[740] in cryptography@c2.net mail archive
Re: Full Strength Stronghold 2.0 Released Worldwide
daemon@ATHENA.MIT.EDU (Matt Blaze)
Wed May 7 20:17:37 1997
To: Tom Weinstein <tomw@netscape.com>
cc: Adam Shostack <adam@homeport.org>, cryptography@c2.net
In-reply-to: Your message of "Wed, 07 May 1997 10:16:18 PDT."
<3370B8E2.794B@netscape.com>
Date: Wed, 07 May 1997 13:38:53 -0400
From: Matt Blaze <mab@crypto.com>
> >> One other problem is what to do about messages that are in transit
> >> when the key is lost. It may not be acceptable to just discard
> >> those messages, or ask them to be resent.
> >
> > Isn't that what certificates and a key distribution system are for?
>
> What? If you send encrypted mail to me but I lose my key before the
> mail arrives, how do I read the message? I can either get you to send
> the message again using a new key (which may not be possible), or have
> my key recovered. It may be acceptable in some cases to say that the
> mail is lost. It is certainly not acceptable in all cases.
I don't buy this at all as a reason for including (or even designing)
a mechanism to recover secret components of certified public keys. There's
already a scheme to deal with the problem of ensuring that the sender
uses the correct public key: certification (and certificate distribution).
That's the place to solve this problem. True, there may be a race condition
here, but it's surely no worse than the general reliability of any of the
Internet email protocols (which allow bouncing and even dropping messages
under many circumstances, several of which are far more common than lost
keys - full spool disks and, sometimes, un-resolvable names, for example).
While it may be possible to imagine some mission-critical applications that
can't tolerate this unusual race condition, I can't see how this special case
justifies such a problematic (from a security point of view) design in general
(problematic even for users who want this feature).

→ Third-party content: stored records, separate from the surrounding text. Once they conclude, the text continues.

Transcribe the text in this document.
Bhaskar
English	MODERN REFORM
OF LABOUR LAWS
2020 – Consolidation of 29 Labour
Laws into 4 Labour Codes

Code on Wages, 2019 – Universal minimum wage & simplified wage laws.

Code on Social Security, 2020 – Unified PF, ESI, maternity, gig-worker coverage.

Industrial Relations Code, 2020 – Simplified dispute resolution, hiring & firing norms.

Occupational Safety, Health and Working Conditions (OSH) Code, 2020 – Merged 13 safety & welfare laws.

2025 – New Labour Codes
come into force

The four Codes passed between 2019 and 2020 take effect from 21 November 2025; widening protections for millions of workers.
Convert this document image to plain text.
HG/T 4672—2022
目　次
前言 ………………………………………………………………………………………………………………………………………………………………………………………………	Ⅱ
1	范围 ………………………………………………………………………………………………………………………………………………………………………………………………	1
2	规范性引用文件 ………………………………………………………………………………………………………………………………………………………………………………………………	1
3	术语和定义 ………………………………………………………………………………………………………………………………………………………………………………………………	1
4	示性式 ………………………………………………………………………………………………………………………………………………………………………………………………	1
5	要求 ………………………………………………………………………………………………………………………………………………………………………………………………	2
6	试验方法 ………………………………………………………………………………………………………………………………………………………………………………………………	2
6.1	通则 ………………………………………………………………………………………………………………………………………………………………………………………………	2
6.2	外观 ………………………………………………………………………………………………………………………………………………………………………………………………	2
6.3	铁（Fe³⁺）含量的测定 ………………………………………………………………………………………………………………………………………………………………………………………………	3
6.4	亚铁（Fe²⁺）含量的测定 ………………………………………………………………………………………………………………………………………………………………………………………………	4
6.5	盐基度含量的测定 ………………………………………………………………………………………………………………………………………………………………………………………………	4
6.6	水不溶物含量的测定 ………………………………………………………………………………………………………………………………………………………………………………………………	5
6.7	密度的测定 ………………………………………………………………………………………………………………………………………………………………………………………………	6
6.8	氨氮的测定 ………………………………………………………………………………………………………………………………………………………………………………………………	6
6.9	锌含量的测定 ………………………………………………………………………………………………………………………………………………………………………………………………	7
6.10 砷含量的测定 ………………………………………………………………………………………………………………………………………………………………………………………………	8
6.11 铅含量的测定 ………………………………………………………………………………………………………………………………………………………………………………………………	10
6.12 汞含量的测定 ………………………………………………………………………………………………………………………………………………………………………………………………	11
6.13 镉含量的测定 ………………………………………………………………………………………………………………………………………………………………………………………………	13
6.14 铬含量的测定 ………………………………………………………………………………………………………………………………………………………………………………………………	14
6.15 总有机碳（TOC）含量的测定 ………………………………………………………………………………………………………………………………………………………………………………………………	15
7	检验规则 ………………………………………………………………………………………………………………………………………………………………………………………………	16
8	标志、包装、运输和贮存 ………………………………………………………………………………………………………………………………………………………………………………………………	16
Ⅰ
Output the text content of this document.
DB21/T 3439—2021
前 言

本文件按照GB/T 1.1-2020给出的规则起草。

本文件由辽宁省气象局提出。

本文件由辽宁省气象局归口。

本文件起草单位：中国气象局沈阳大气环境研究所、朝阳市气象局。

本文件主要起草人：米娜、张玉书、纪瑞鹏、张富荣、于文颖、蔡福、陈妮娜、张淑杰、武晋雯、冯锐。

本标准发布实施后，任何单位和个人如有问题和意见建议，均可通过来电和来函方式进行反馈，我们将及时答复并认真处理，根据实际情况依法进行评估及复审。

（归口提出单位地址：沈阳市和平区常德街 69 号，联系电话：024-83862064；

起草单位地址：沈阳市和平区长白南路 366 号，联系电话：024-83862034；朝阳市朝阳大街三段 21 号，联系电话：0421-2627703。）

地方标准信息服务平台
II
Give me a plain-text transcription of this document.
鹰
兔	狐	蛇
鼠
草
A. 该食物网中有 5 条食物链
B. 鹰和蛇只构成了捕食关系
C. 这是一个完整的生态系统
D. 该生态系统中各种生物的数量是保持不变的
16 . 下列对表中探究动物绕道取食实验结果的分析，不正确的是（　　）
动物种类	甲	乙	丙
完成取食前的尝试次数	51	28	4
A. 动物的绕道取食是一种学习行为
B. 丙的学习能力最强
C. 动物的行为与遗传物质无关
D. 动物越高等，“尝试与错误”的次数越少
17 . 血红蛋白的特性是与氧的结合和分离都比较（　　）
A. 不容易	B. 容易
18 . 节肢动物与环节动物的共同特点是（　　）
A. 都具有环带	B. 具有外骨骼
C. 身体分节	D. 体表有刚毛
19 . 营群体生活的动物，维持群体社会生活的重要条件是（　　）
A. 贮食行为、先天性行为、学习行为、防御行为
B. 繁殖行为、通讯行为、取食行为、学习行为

I'm more sympathetic to your argument about users of IMAP servers, but perhaps
a better solution is to redeliver the message back to the user, encrypted
with a new (secret) key. Perhaps its reasonable to simply specify that
messages still in the server are "in transit" and therefore not recoverable,
or to provide a scheme for THOSE users to recover their keys. I'm not
familiar with the details of IMAP, however, so I defer to others for how this
might be
addressed, but it sounds like the issue of how encryption interacts with
things like IMAP/POP needs to be re-thought, and perhaps those protocols
extended or redesigned.
Anyway, any key recovery mechanism adds so much complexity to the system that,
at a minimum, alternatives should be carefully explored first. Indeed,
I suspect that in most applications these mechanisms reduce security far
more than they help assure availability.